Le 22 octobre 2009, six agents d'une société chargée de la sécurité d'un chantier de la société canadienne SNC Lavalin avaient été tués dans une embuscade près de Tizi Ouzou, en Kabylie (110 km à l'Est d'Alger).
Puis, le 3 avril 2010, sept agents de sécurité employés par une société de gardiennage et un militaire trouvaient la mort dans l'explosion de deux bombes dans la région de Béjaïa (ex Bougie) située à 250 km à l'est d'Alger, également en Kabylie.
Après une relative accalmie, un regain de violences marquait le mois de juin quand le 11, deux gendarmes et un civil algériens ainsi qu'un ressortissant chinoistrouvaient la mort dans un attentat au véhicule piégé contre un barrage routier, toujours en Kabylie.
Trois islamistes armés avaient été tués après l'explosion et deux autres au cours d'une opération distincte des forces de sécurité.
Le grand sud, une zone grise
La plus grande partie des attentats se produisent en Kabylie mais d'autres régions sont également exposées.
Ainsi, cinq personnes étaient tuées et une blessée le 25 juin 2010 par des inconnus qui ont ouvert le feu sur les invités à une fête de mariage au douar Ghrab, près de Tebessa à 650 km à l'est d'Alger.
La région du grand sud, où s'est produit ce nouvel attentat, est souvent dénoncée comme étant une zone "grise", où trafiquants en tous genres et islamistes armés sont particulièrement actifs.
Grâce à des liens d'affaires et familiaux tissés auprès des tribus nomades et des contrebandiers du désert, Al-Qaïda au Maghreb islamique (Aqmi), qui ne comprend pas plus de 300 hommes, trouve un financement avec les rançons pour l'échange d'otages occidentaux et son implication dans tous les trafics, selon des sources concordantes en Mauritanie, en Europe et aux Etats-Unis.

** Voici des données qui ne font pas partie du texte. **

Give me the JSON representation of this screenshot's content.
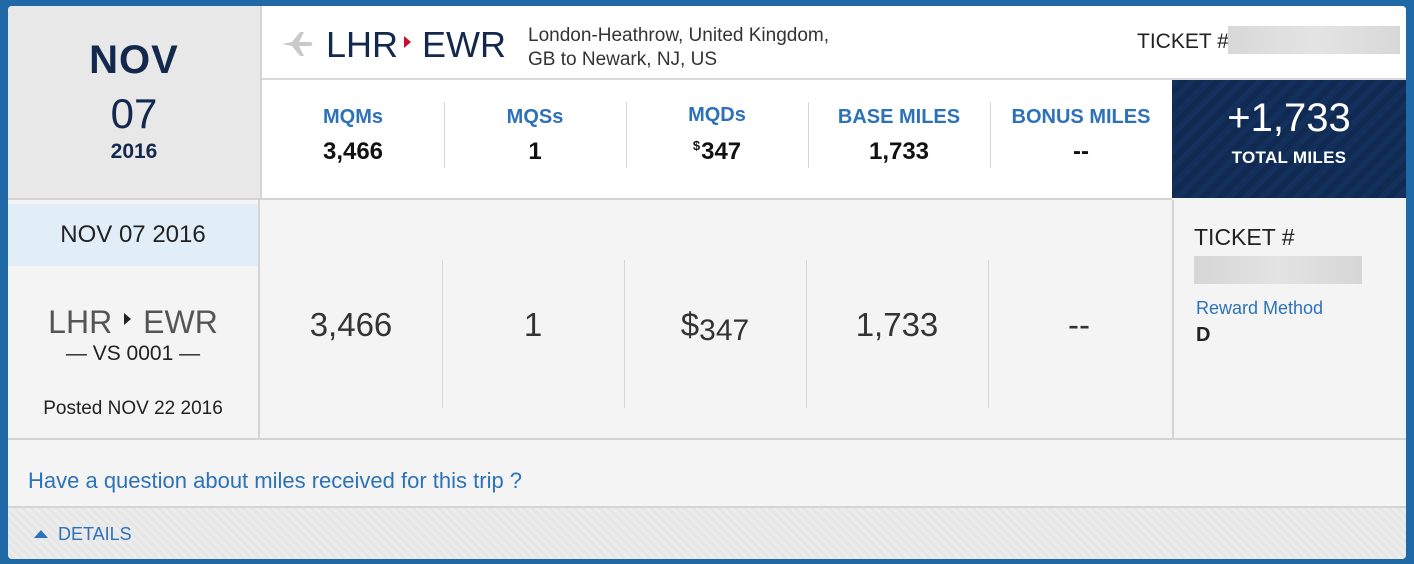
{
  "header": {
    "date": {
      "month": "NOV",
      "day": "07",
      "year": "2016"
    },
    "route": {
      "origin": "LHR",
      "destination": "EWR",
      "description_line1": "London-Heathrow, United Kingdom,",
      "description_line2": "GB to Newark, NJ, US"
    },
    "ticket_label": "TICKET #"
  },
  "stats": [
    {
      "label": "MQMs",
      "value": "3,466"
    },
    {
      "label": "MQSs",
      "value": "1"
    },
    {
      "label": "MQDs",
      "currency": "$",
      "value": "347"
    },
    {
      "label": "BASE MILES",
      "value": "1,733"
    },
    {
      "label": "BONUS MILES",
      "value": "--"
    }
  ],
  "total": {
    "value": "+1,733",
    "label": "TOTAL MILES"
  },
  "segment": {
    "date": "NOV 07 2016",
    "origin": "LHR",
    "destination": "EWR",
    "flight": "— VS 0001 —",
    "posted": "Posted NOV 22 2016",
    "values": [
      "3,466",
      "1",
      "347",
      "1,733",
      "--"
    ],
    "mqd_currency": "$",
    "ticket_label": "TICKET #",
    "reward_label": "Reward Method",
    "reward_value": "D"
  },
  "question_link": "Have a question about miles received for this trip ?",
  "details_toggle": "DETAILS",
  "colors": {
    "brand_navy": "#13284d",
    "link_blue": "#2d72b8",
    "route_arrow": "#c8102e",
    "frame": "#1f6aa6"
  },
  "icons": {
    "plane": "plane-icon",
    "route_arrow": "route-arrow-icon",
    "details_caret": "caret-up-icon"
  }
}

Pour faire face à cette menace, un comité d'état-major opérationnel conjoint entre l'Algérie, le Mali, la Mauritanie et le Niger a été installé le 21 avril 2010 à Tamanrasset.

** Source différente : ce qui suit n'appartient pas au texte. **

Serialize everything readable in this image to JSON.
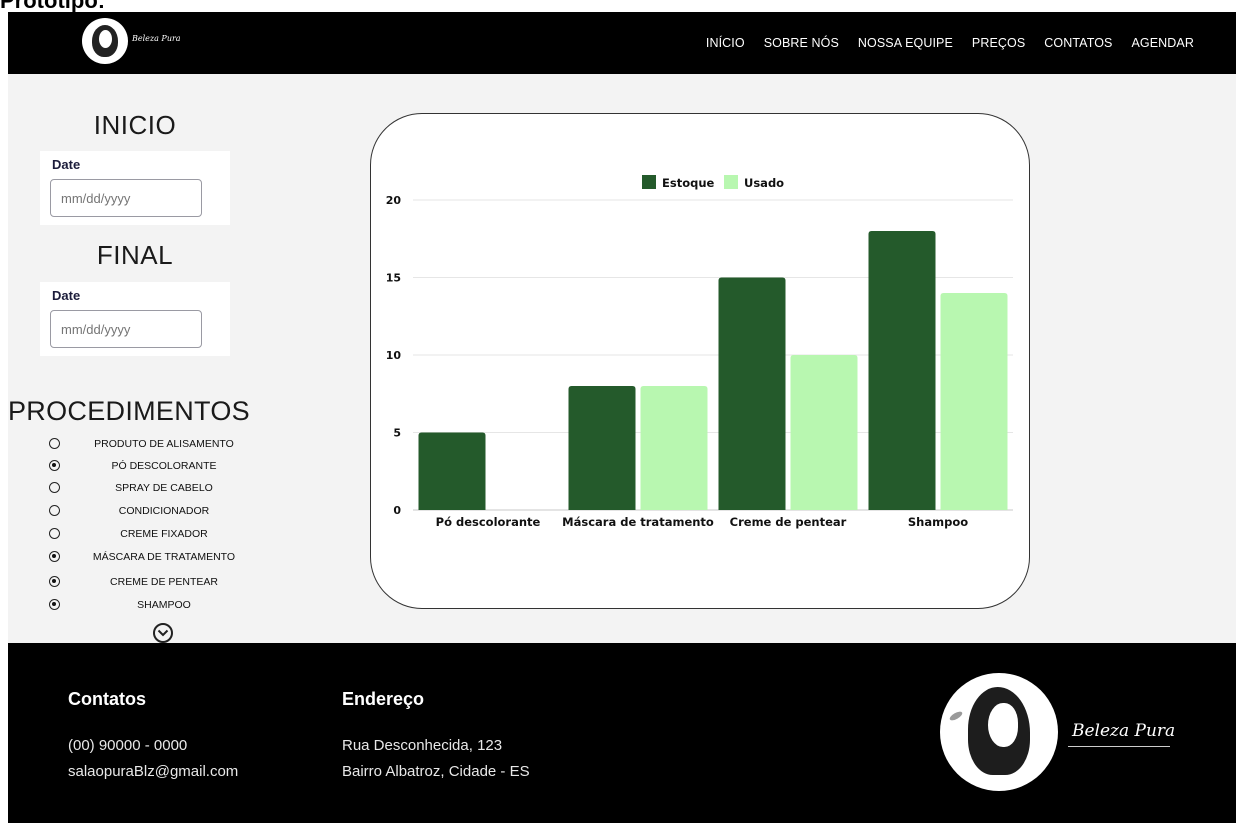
{
  "doc_title": "Protótipo:",
  "brand": {
    "name": "Beleza Pura"
  },
  "nav": [
    "INÍCIO",
    "SOBRE NÓS",
    "NOSSA EQUIPE",
    "PREÇOS",
    "CONTATOS",
    "AGENDAR"
  ],
  "filters": {
    "start": {
      "title": "INICIO",
      "label": "Date",
      "placeholder": "mm/dd/yyyy"
    },
    "end": {
      "title": "FINAL",
      "label": "Date",
      "placeholder": "mm/dd/yyyy"
    }
  },
  "procedures": {
    "title": "PROCEDIMENTOS",
    "items": [
      {
        "label": "PRODUTO DE ALISAMENTO",
        "selected": false
      },
      {
        "label": "PÓ DESCOLORANTE",
        "selected": true
      },
      {
        "label": "SPRAY DE CABELO",
        "selected": false
      },
      {
        "label": "CONDICIONADOR",
        "selected": false
      },
      {
        "label": "CREME FIXADOR",
        "selected": false
      },
      {
        "label": "MÁSCARA DE TRATAMENTO",
        "selected": true
      },
      {
        "label": "CREME DE PENTEAR",
        "selected": true
      },
      {
        "label": "SHAMPOO",
        "selected": true
      }
    ],
    "expand_icon": "chevron-down-circle-icon"
  },
  "chart_data": {
    "type": "bar",
    "categories": [
      "Pó descolorante",
      "Máscara de tratamento",
      "Creme de pentear",
      "Shampoo"
    ],
    "series": [
      {
        "name": "Estoque",
        "values": [
          5,
          8,
          15,
          18
        ],
        "color": "#245a2b"
      },
      {
        "name": "Usado",
        "values": [
          0,
          8,
          10,
          14
        ],
        "color": "#b8f7b0"
      }
    ],
    "yticks": [
      0,
      5,
      10,
      15,
      20
    ],
    "ylim": [
      0,
      20
    ],
    "grid": true,
    "legend": "top-center"
  },
  "footer": {
    "contacts": {
      "title": "Contatos",
      "phone": "(00) 90000 - 0000",
      "email": "salaopuraBlz@gmail.com"
    },
    "address": {
      "title": "Endereço",
      "street": "Rua Desconhecida, 123",
      "city": "Bairro Albatroz, Cidade - ES"
    }
  }
}
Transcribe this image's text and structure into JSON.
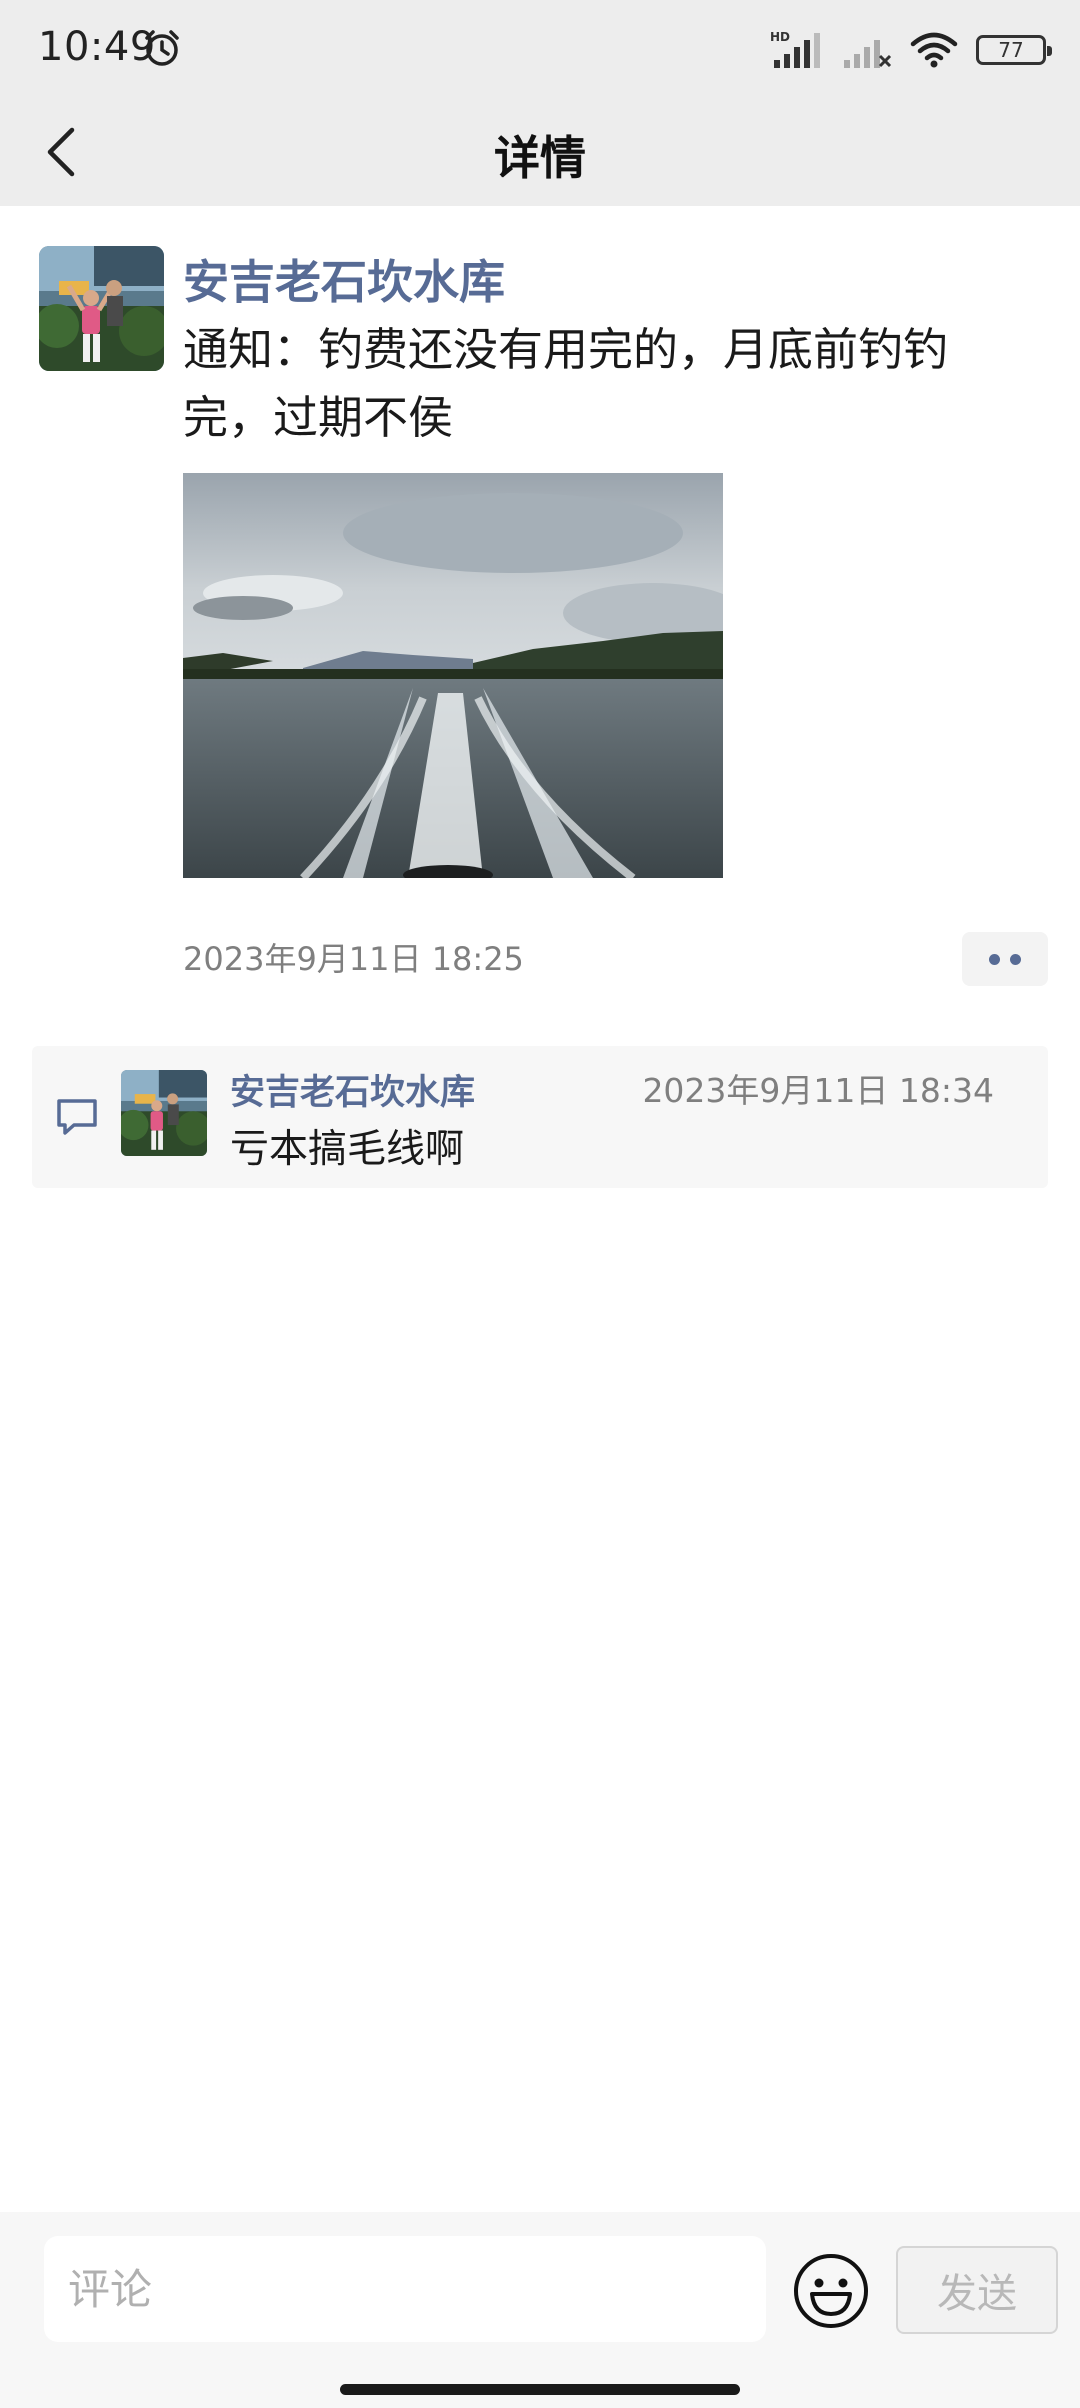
{
  "status_bar": {
    "time": "10:49",
    "battery": "77",
    "icons": [
      "alarm-icon",
      "hd-signal-icon",
      "no-signal-icon",
      "wifi-icon",
      "battery-icon"
    ]
  },
  "nav": {
    "title": "详情",
    "back_icon": "chevron-left-icon"
  },
  "post": {
    "author": "安吉老石坎水库",
    "text": "通知：钓费还没有用完的，月底前钓钓完，过期不侯",
    "image_alt": "boat-wake-on-lake-photo",
    "timestamp": "2023年9月11日 18:25"
  },
  "comments": [
    {
      "author": "安吉老石坎水库",
      "timestamp": "2023年9月11日 18:34",
      "text": "亏本搞毛线啊"
    }
  ],
  "composer": {
    "placeholder": "评论",
    "send_label": "发送",
    "emoji_icon": "smiley-face-icon"
  },
  "colors": {
    "link_blue": "#576b95",
    "header_bg": "#ededed",
    "comment_bg": "#f7f7f7"
  }
}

Une semaine auparavant, les chefs d'état-major de sept pays du Sahel (Algérie, Mali, Niger, Mauritanie, Libye, Tchad, Burkina Faso), réunis à Alger, avaient discuté des "moyens susceptibles de promouvoir la coopération et la coordination sécuritaire pour asseoir, ensemble, un mécanisme adéquat à même de prendre en charge le phénomène du terrorisme et ses connexes", avait indiqué le porte-parole de la Réunion.
L'armée algérienne est fermement déterminée à éradiquer le phénomène terroriste, a affirmé mardi à Cherchell (ouest d'Alger) son chef d'état-major, le général de corps d'armée Ahmed Gaïd Salah.